Por estas e por outras, no meu ponto de vista, poderemos descobrir o porquê da nossa falta de autoestima; o determinismo redutor das capacidades individual e colectiva. Assim como se cultiva roendo unhas uma grande fragilidade patriótica.

E sobre a Pátria vou escrever e vou citando. Neste caso, Zeca Afonso que cantava “não sejas tão Castelhana” . E eu, como não sei cantar, apupo: não sejas tão Madrasta! Porque Aqueles esforçados Combatentes não eram mercenários. Eram, sim, pedaços de grande Gente que recebia uns poucos pesos e uns quilos de bianda.

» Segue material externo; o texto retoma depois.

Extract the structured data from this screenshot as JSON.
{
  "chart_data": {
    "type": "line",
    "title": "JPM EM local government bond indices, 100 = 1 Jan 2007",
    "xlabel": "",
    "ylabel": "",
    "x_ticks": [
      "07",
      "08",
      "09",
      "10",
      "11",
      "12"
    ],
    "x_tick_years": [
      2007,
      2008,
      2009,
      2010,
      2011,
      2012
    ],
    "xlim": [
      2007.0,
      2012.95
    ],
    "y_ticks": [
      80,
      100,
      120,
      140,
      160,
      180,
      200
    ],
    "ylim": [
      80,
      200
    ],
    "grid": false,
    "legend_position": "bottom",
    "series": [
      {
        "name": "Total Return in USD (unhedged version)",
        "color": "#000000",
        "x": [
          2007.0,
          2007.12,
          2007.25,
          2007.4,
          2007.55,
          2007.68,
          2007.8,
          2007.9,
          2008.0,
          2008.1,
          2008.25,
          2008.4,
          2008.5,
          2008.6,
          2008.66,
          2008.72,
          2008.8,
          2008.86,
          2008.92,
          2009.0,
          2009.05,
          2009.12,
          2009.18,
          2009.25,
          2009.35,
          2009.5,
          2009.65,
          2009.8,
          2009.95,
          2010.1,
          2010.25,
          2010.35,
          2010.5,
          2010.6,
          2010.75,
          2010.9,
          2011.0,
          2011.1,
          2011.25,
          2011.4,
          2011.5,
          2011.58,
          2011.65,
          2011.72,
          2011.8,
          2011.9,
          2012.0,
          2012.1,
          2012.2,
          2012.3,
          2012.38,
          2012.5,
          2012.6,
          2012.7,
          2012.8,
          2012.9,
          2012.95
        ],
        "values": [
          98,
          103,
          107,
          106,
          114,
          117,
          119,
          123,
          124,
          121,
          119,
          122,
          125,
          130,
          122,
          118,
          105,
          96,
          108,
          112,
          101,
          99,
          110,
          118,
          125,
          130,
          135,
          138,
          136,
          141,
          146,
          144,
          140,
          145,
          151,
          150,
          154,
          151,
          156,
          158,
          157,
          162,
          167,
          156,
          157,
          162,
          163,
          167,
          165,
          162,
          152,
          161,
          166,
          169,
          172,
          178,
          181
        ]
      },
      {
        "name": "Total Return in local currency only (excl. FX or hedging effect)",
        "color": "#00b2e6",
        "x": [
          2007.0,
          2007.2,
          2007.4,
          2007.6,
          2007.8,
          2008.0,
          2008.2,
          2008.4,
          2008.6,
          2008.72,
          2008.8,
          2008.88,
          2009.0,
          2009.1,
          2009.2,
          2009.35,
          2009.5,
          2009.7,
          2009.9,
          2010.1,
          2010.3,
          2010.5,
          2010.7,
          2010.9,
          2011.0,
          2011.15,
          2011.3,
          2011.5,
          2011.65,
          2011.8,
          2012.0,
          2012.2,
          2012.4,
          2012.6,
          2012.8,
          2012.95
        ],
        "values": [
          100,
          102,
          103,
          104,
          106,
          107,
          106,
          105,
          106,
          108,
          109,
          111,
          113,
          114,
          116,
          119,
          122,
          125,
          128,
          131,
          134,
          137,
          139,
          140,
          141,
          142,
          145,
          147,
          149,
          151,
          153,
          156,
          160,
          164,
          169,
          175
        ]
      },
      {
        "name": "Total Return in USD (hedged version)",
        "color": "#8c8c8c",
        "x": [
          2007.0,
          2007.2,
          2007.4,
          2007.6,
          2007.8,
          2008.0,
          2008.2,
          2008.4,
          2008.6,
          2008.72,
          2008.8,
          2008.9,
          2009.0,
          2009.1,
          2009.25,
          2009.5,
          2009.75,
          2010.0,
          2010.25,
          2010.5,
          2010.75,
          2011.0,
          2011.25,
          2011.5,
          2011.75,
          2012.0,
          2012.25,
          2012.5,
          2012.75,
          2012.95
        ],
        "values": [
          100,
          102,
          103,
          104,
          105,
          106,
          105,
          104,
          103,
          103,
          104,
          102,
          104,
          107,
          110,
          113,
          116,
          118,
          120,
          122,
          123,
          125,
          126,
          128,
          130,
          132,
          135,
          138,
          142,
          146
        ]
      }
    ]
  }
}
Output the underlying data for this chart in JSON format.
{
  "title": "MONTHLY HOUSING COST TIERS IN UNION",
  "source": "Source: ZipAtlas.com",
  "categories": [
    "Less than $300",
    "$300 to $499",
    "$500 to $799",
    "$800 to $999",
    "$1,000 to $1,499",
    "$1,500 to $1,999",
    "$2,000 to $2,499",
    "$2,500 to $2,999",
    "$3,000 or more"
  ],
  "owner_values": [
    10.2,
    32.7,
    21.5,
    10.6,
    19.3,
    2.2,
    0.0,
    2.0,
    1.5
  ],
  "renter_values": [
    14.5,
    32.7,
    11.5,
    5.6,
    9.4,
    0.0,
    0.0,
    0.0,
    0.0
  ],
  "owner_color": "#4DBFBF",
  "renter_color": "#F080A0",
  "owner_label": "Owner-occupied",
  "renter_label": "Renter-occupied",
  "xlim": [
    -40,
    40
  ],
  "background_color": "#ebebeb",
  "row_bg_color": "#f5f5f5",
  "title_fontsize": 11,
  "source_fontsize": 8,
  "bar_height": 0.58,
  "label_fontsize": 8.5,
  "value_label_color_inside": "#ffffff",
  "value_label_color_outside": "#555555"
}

Porque País não é o mesmo que Nação; então só lhe terá direito e direitos quem a defendeu quando necessário, e todo o outro que a dignificou. Logicamente, e óbvio não se pode tratar nunca semelhantes pessoas como números duma estatística comum da sociedade. Universalmente têm direito ao aplauso e ao respeito. Ao fim e ao cabo, oferecer-lhes uma existência digna.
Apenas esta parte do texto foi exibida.